The next iteration was bosh-cloudfoundry. It takes the ideas and starts to flesh out reusable classes, project structure (like templates/v132/aws/medium/deployment_file.yml.erb). Its all in one project; but hopefully its moving towards a framework project that can make it easy for create a CLI (with versioned/CPI-specific templates) for any bosh release.

Then I can rewrite bosh_cli_plugin_redis again :)

I have to disagree with the idea that there is an "extra layer of complexity" here that's bad - the model in my head is that of rubygems vs ruby projects. A ruby project is a repo with ruby code in it. I can optionally export one or more .gems (rails & bosh both release lots of .gem instead of a single .gem for the whole project).

But we'd agree that rubygems has been NET good for the ruby universe. Versioning, easy installation of libraries, easy installation of executables (even works on Windows), etc. You can use a rubygem without having to "git clone" the original project. You can use known working versions (with known bugs) rather than have master/HEAD work/break/work/break in different ways each week.

Currently bosh & a bosh release are relatively unusable. For example, I don't think there is a single human being on the planet that could go to https://github.com/cloudfoundry/cf-release#readme and deploy Cloud Foundry. So currently without an extra layer upon these constructs I don't see a bright future for bosh releases. Something needs to make them easier to "use" for people who just want to use the service/system they are describing.

If I build a few examples perhaps then other people will start to have different (better?) opinions of how this could look and feel. At the moment there are so few of us in this community that we don't have a healthy set of diverse opinions & contributions (IMO). I build stuff, Pivotal builds stuff, you build stuff.
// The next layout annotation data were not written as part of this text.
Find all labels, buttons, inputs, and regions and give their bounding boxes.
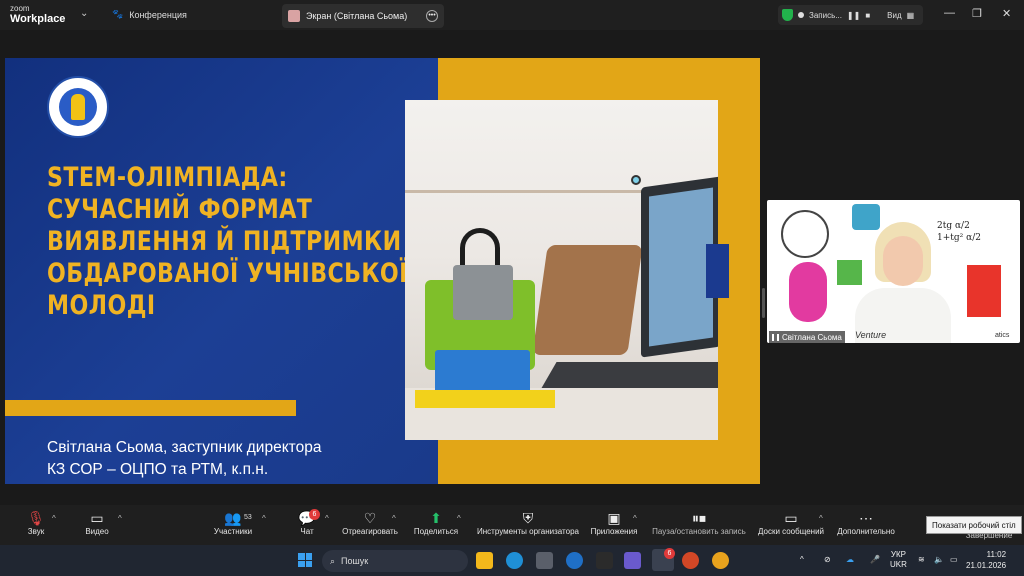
meeting-toolbar: 🎙 Звук ^ ▭ Видео ^ 👥 Участники 53 ^ 💬 Ча… (0, 505, 1024, 545)
pause-record-button[interactable]: ⏸⏹ Пауза/остановить запись (650, 509, 748, 536)
screen-tab-label: Экран (Світлана Сьома) (306, 11, 408, 21)
chevron-up-icon[interactable]: ^ (819, 514, 823, 523)
edge-icon[interactable] (506, 552, 523, 569)
battery-icon[interactable]: ▭ (950, 555, 958, 565)
heart-icon: ♡ (363, 510, 377, 526)
conference-button[interactable]: 🐾 Конференция (112, 9, 187, 20)
paw-icon: 🐾 (112, 9, 124, 19)
chevron-up-icon[interactable]: ^ (325, 514, 329, 523)
app-badge: 6 (664, 548, 675, 559)
pause-icon[interactable]: ❚❚ (847, 11, 860, 20)
teams-icon[interactable] (624, 552, 641, 569)
more-icon[interactable]: ••• (426, 10, 438, 22)
video-button[interactable]: ▭ Видео (82, 509, 112, 536)
divider-bar (5, 400, 296, 416)
atom-icon (781, 210, 829, 258)
chevron-up-icon[interactable]: ^ (118, 514, 122, 523)
participant-video[interactable]: 2tg α/2 1+tg² α/2 Venture atics Світлана… (767, 200, 1020, 343)
chevron-up-icon[interactable]: ^ (633, 514, 637, 523)
chevron-up-icon[interactable]: ^ (457, 514, 461, 523)
share-screen-icon: ⬆ (430, 510, 442, 526)
tooltip: Показати робочий стіл (926, 516, 1022, 534)
cursor-icon (631, 175, 641, 185)
title-line: ОБДАРОВАНОЇ УЧНІВСЬКОЇ (47, 258, 408, 289)
formula: 2tg α/2 1+tg² α/2 (937, 221, 981, 243)
title-line: ВИЯВЛЕННЯ Й ПІДТРИМКИ (47, 226, 402, 257)
whiteboards-button[interactable]: ▭ Доски сообщений (756, 509, 826, 536)
language-indicator[interactable]: УКР UKR (890, 550, 907, 570)
start-icon[interactable] (298, 553, 312, 567)
notifications-off-icon[interactable]: ⊘ (824, 555, 831, 565)
shield-icon: ⛨ (522, 510, 534, 526)
store-icon[interactable] (536, 552, 553, 569)
powerpoint-icon[interactable] (682, 552, 699, 569)
avatar (288, 10, 300, 22)
clock[interactable]: 11:02 21.01.2026 (966, 549, 1006, 571)
cloud-icon[interactable]: ☁ (846, 555, 854, 565)
taskbar: ⌕ Пошук 6 ^ ⊘ ☁ 🎤 УКР UKR ≋ 🔈 ▭ 11:02 21… (0, 545, 1024, 576)
institution-logo (47, 76, 109, 138)
view-grid-icon[interactable]: ▦ (907, 11, 915, 20)
shield-icon (782, 9, 793, 21)
signal-icon (772, 333, 779, 341)
shared-slide: STEM-ОЛІМПІАДА: СУЧАСНИЙ ФОРМАТ ВИЯВЛЕНН… (5, 58, 760, 484)
recording-status[interactable]: Запись... ❚❚ ■ Вид ▦ (778, 5, 923, 25)
chevron-up-icon[interactable]: ^ (800, 555, 804, 565)
camera-icon: ▭ (90, 510, 104, 526)
close-icon[interactable]: ✕ (1002, 7, 1011, 20)
title-line: СУЧАСНИЙ ФОРМАТ (47, 194, 313, 225)
screen-share-tab[interactable]: Экран (Світлана Сьома) ••• (282, 4, 444, 28)
view-button[interactable]: Вид (887, 11, 901, 20)
title-bar: zoom Workplace ⌄ 🐾 Конференция Экран (Св… (0, 0, 1024, 30)
participant-person (855, 222, 951, 343)
more-button[interactable]: ⋯ Дополнительно (834, 509, 898, 536)
author-block: Світлана Сьома, заступник директора КЗ С… (47, 437, 321, 481)
participant-name-tag: Світлана Сьома (769, 331, 845, 343)
title-line: STEM-ОЛІМПІАДА: (47, 162, 288, 193)
record-label: Запись... (809, 10, 842, 20)
search-icon: ⌕ (330, 555, 336, 566)
title-line: МОЛОДІ (47, 290, 156, 321)
volume-icon[interactable]: 🔈 (934, 555, 944, 565)
brand-big: Workplace (10, 13, 66, 25)
whiteboard-icon: ▭ (784, 510, 798, 526)
file-explorer-icon[interactable] (476, 552, 493, 569)
share-button[interactable]: ⬆ Поделиться (412, 509, 460, 536)
meeting-stage: STEM-ОЛІМПІАДА: СУЧАСНИЙ ФОРМАТ ВИЯВЛЕНН… (0, 30, 1024, 505)
search-input[interactable]: ⌕ Пошук (322, 550, 468, 572)
record-dot-icon (798, 12, 804, 18)
wifi-icon[interactable]: ≋ (918, 555, 925, 565)
hp-icon[interactable] (566, 552, 583, 569)
audio-app-icon[interactable] (596, 552, 613, 569)
conference-label: Конференция (129, 9, 187, 20)
zoom-logo[interactable]: zoom Workplace (10, 4, 66, 25)
restore-icon[interactable]: ❐ (972, 7, 982, 20)
author-line: Світлана Сьома, заступник директора (47, 439, 322, 456)
mic-muted-icon: 🎙 (27, 510, 45, 526)
chat-badge: 6 (309, 509, 320, 520)
minimize-icon[interactable]: — (944, 7, 955, 19)
participants-count: 53 (244, 514, 252, 521)
chrome-icon[interactable] (712, 552, 729, 569)
audio-button[interactable]: 🎙 Звук (22, 509, 50, 536)
stop-icon[interactable]: ■ (865, 11, 870, 20)
chevron-down-icon[interactable]: ⌄ (80, 8, 88, 19)
robot-photo (405, 100, 718, 440)
slide-accent (706, 244, 729, 298)
chevron-up-icon[interactable]: ^ (52, 514, 56, 523)
corner-text: atics (995, 332, 1010, 339)
pause-stop-icon: ⏸⏹ (692, 510, 706, 526)
slide-title: STEM-ОЛІМПІАДА: СУЧАСНИЙ ФОРМАТ ВИЯВЛЕНН… (47, 162, 408, 322)
host-tools-button[interactable]: ⛨ Инструменты организатора (474, 509, 582, 536)
react-button[interactable]: ♡ Отреагировать (340, 509, 400, 536)
resize-handle[interactable] (762, 288, 765, 318)
chevron-up-icon[interactable]: ^ (392, 514, 396, 523)
chevron-up-icon[interactable]: ^ (262, 514, 266, 523)
shirt-text: Venture (855, 330, 887, 340)
author-line: КЗ СОР – ОЦПО та РТМ, к.п.н. (47, 461, 269, 478)
more-icon: ⋯ (859, 510, 873, 526)
mic-icon[interactable]: 🎤 (870, 555, 880, 565)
Hopefully later in the year we can look across it and figure out what's the most awesome user experience for the next 10,000 bosh users.

Everyone will just know you go:

$ bosh list public releases
$ bosh install release cloudfoundry/cf
Installing plugin...
Installing release into bosh...
$ bosh create cf --size production --dns apps.megacorp.com --ip 1.2.3.4,1.2.3.5
...

And Cloud Foundry (or whataver system) will have been introduced into their company.

To quote the late, great Senator Palpatine, "and then we'll have peace".